この丸山千枚田は全国から棚田オーナーを募り、その人が田植えや収穫を行うことで維持されています。

(普段の維持管理は丸山千枚田を守る会という地元有志のみなさんが行っています)。

そんなオーナーさんたちはもちろん、この行事を見に来ただけの人も参加できるようになっているので、多くの方が行列に加わっていました。

 

棚田には1300を超すキャンドルや松明でライトアップ。

日が暮れて暗くなっていくにつれキャンドルの明かりが鮮やかに浮かび上がり、谷間に広がる棚田の風景を美しく彩ります。

2016丸山千枚田の虫送り-152

2016丸山千枚田の虫送り-190

2016丸山千枚田の虫送り-204

(やっぱ電柱がめちゃくちゃ邪魔だな)

 

30分ほどで虫送りが終わると、北山砲(きたやまづつ)という花火に点火。

暗闇の中の棚田を鮮やかな火の柱が照らします。

2016丸山千枚田の虫送り-226私はファイヤー!した瞬間しか撮影できていませんが、このあと色鮮やかな火花が飛び散り、現物はもっと華やかで綺麗です。
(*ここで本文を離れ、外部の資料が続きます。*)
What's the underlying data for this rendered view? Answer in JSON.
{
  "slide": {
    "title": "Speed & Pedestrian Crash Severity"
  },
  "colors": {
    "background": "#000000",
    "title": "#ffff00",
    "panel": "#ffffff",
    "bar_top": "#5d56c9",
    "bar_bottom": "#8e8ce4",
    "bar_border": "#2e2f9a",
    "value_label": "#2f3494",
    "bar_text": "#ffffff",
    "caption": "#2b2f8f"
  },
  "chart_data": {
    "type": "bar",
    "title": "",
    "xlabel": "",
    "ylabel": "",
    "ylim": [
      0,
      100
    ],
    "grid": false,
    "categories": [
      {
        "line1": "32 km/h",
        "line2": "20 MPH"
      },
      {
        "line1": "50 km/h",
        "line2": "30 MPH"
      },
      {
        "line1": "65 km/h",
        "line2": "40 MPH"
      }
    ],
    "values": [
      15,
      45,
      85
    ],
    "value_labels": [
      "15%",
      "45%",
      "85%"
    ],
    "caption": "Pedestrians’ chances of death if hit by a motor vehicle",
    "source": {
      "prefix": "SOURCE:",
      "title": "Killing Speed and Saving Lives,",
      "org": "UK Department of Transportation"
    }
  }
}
私の写真の腕がないばかりにこんな中途半端な写真しか撮れませんでした。

 

普段は静かな棚田ですがこの日ばかりは大勢の見物客が訪れ、静かな山間の田んぼも大賑わい。

周囲には無料駐車場も用意され、棚田までシャトルバスで送迎してもらえるのがありがたいです。

貴重な棚田の残るこの田舎の風景を守り、受け継いでいくことの大切さを感じられた一日でした。

次回は黄金の稲穂が実る秋の棚田を撮影しに行きたいです。